Autos Added to Area Research
The Charleston Gazette, June 29, 2005
By Jennifer Ginsberg, Staff writer
Gov. Joe Manchin has issued the group that runs a biotechnology incubator in South Charleston a challenge: incorporate the automotive industry. The city of South Charleston received a $1.5 million grant in December from the state to establish the biotech incubator at the South Charleston Technology Park. The city was to pass that grant on to the Chemical Alliance Zone to lease the incubator space from Dow, continue building renovations, and to use some of the money to bring in high-tech equipment for the businesses to share in the future. Now, that money also will be used for automotive research.
The Mid-Atlantic Technology, Research and Innovation Center, a South Charleston research and technology firm, received $600,000 in tax credits from the state’s economic development authority last month. MATRIC can give the tax credits to investors or contributors who meet certain criteria. Those credits will now go toward automotive-related ventures, said Steve Spence, executive director of the West Virginia Development Office.
“It’s not really switching gears, it’s adding a gear,” said Manchin’s spokeswoman Lara Ramsburg. “It’s not changing the work they were looking to do, we still encourage that. It might work to expand the universe to include automotives.”
Automotive research is a very technical, engineering type of research that’s a good fit with the skills and facilities in South Charleston, said the Chemical Alliance Zone’s executive director, John Maher.
The automotive collaboration is natural for MATRIC, said its president and CEO, Keith Pauley. The group was formed to tap into the resources of Kanawha Valley’s retired scientists and its primary mission is to become a catalyst for large-scale research across the state, Pauley said. “At the heart of our mission is cooperation between state universities, research communities and to go after larger and more significant research,” he said.
Pauley said the automotive industry has a number of different problems that require technology solutions that fit into MATRIC’s core knowledge areas of chemical products, biosystems and software development.
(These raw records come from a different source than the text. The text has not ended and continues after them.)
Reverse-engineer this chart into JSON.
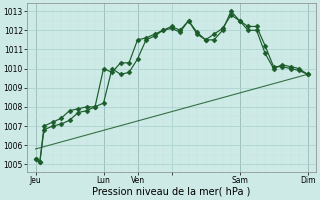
{
  "title": "Pression niveau de la mer( hPa )",
  "bg_color": "#ceeae6",
  "grid_color_major": "#aed4cf",
  "grid_color_minor": "#c4e4e0",
  "line_color": "#1a5c2a",
  "ylim": [
    1004.6,
    1013.4
  ],
  "xlim": [
    0,
    34
  ],
  "ylabel_vals": [
    1005,
    1006,
    1007,
    1008,
    1009,
    1010,
    1011,
    1012,
    1013
  ],
  "x_ticks": [
    1,
    9,
    13,
    17,
    25,
    33
  ],
  "x_tick_labels": [
    "Jeu",
    "Lun",
    "Ven",
    "",
    "Sam",
    "Dim"
  ],
  "vlines": [
    1,
    9,
    13,
    25,
    33
  ],
  "series1_x": [
    1,
    1.5,
    2,
    3,
    4,
    5,
    6,
    7,
    8,
    9,
    10,
    11,
    12,
    13,
    14,
    15,
    16,
    17,
    18,
    19,
    20,
    21,
    22,
    23,
    24,
    25,
    26,
    27,
    28,
    29,
    30,
    31,
    32,
    33
  ],
  "series1_y": [
    1005.3,
    1005.1,
    1006.8,
    1007.0,
    1007.1,
    1007.3,
    1007.7,
    1007.8,
    1008.0,
    1010.0,
    1009.8,
    1010.3,
    1010.3,
    1011.5,
    1011.6,
    1011.8,
    1012.0,
    1012.2,
    1012.0,
    1012.5,
    1011.9,
    1011.5,
    1011.5,
    1012.0,
    1013.0,
    1012.5,
    1012.2,
    1012.2,
    1011.2,
    1010.1,
    1010.1,
    1010.0,
    1009.9,
    1009.7
  ],
  "series2_x": [
    1,
    1.5,
    2,
    3,
    4,
    5,
    6,
    7,
    8,
    9,
    10,
    11,
    12,
    13,
    14,
    15,
    16,
    17,
    18,
    19,
    20,
    21,
    22,
    23,
    24,
    25,
    26,
    27,
    28,
    29,
    30,
    31,
    32,
    33
  ],
  "series2_y": [
    1005.3,
    1005.1,
    1007.0,
    1007.2,
    1007.4,
    1007.8,
    1007.9,
    1008.0,
    1008.0,
    1008.2,
    1010.0,
    1009.7,
    1009.8,
    1010.5,
    1011.5,
    1011.7,
    1012.0,
    1012.1,
    1011.9,
    1012.5,
    1011.8,
    1011.5,
    1011.8,
    1012.1,
    1012.8,
    1012.5,
    1012.0,
    1012.0,
    1010.8,
    1010.0,
    1010.2,
    1010.1,
    1010.0,
    1009.7
  ],
  "series3_x": [
    1,
    33
  ],
  "series3_y": [
    1005.8,
    1009.7
  ],
  "marker_size": 2.5,
  "tick_fontsize": 5.5,
  "xlabel_fontsize": 7,
  "spine_color": "#888888"
}
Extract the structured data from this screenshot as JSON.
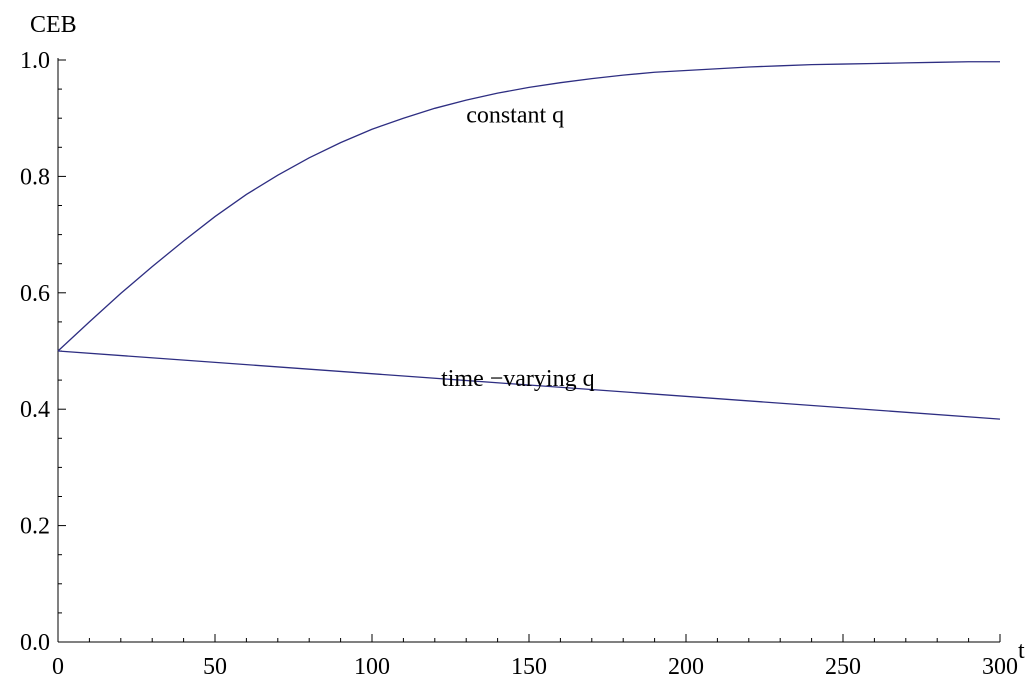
{
  "chart_data": {
    "type": "line",
    "xlabel": "t",
    "ylabel": "CEB",
    "xlim": [
      0,
      300
    ],
    "ylim": [
      0,
      1.0
    ],
    "x_major_ticks": [
      0,
      50,
      100,
      150,
      200,
      250,
      300
    ],
    "x_tick_labels": [
      "0",
      "50",
      "100",
      "150",
      "200",
      "250",
      "300"
    ],
    "x_minor_step": 10,
    "y_major_ticks": [
      0,
      0.2,
      0.4,
      0.6,
      0.8,
      1.0
    ],
    "y_tick_labels": [
      "0.0",
      "0.2",
      "0.4",
      "0.6",
      "0.8",
      "1.0"
    ],
    "y_minor_step": 0.05,
    "grid": false,
    "line_color": "#2e2e82",
    "series": [
      {
        "label": "constant q",
        "x": [
          0,
          10,
          20,
          30,
          40,
          50,
          60,
          70,
          80,
          90,
          100,
          110,
          120,
          130,
          140,
          150,
          160,
          170,
          180,
          190,
          200,
          210,
          220,
          230,
          240,
          250,
          260,
          270,
          280,
          290,
          300
        ],
        "y": [
          0.5,
          0.55,
          0.599,
          0.645,
          0.689,
          0.731,
          0.769,
          0.802,
          0.832,
          0.858,
          0.881,
          0.9,
          0.917,
          0.931,
          0.943,
          0.953,
          0.961,
          0.968,
          0.974,
          0.979,
          0.982,
          0.985,
          0.988,
          0.99,
          0.992,
          0.993,
          0.994,
          0.995,
          0.996,
          0.997,
          0.997
        ]
      },
      {
        "label": "time −varying q",
        "x": [
          0,
          300
        ],
        "y": [
          0.5,
          0.383
        ]
      }
    ],
    "annotations": [
      {
        "text": "constant q",
        "x": 130,
        "y": 0.893
      },
      {
        "text": "time −varying q",
        "x": 122,
        "y": 0.44
      }
    ]
  }
}
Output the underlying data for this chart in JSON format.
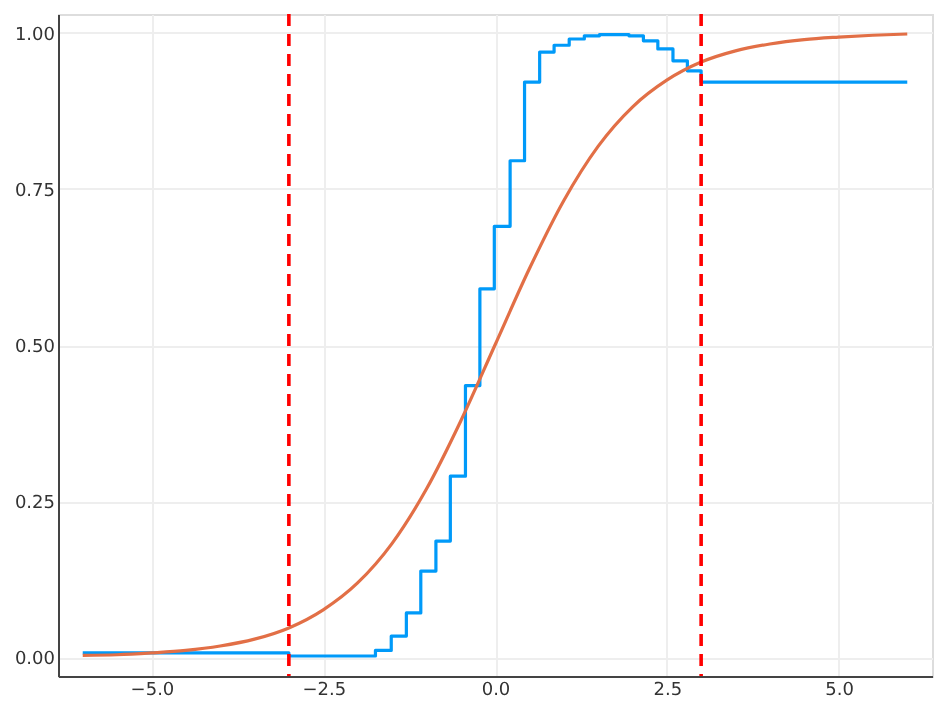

He pointed to an example of when Union Carbide developed a research emissions control. He said he wasn’t surprised but rather excited with Manchin’s desire to put the automotive research center on a fast track, which could enhance the cluster of automotive companies between Huntington and Charleston.
“He took [the] initiative to make West Virginia not just a manufacturing location, but also research and development,” Pauley said.
While on a trade mission in Japan earlier this month, Manchin and Sen. Jay Rockefeller, D-W.Va., said they wanted to see research and production for Toyota’s hybrid engines done in West Virginia. A Toyota executive said the company was “very much overwhelmed by the positive reaction from America” over hybrids.
“He [Manchin] wants to move forward and keep going back to Toyota and provide them with more information, aggressively follow up and show them where our strengths are,” Spence said.
The project’s next step is for a committee of people from the Development Office, Chemical Alliance Zone, MATRIC, West Virginia University and Marshall University to meet and see where the region’s automotive industry is and inventory the available skills. The ultimate goal is to create more jobs and research capabilities and build on the strengths of the state’s existing automotive industry, Spence said. “All this ties into opportunities we identified in Japan.”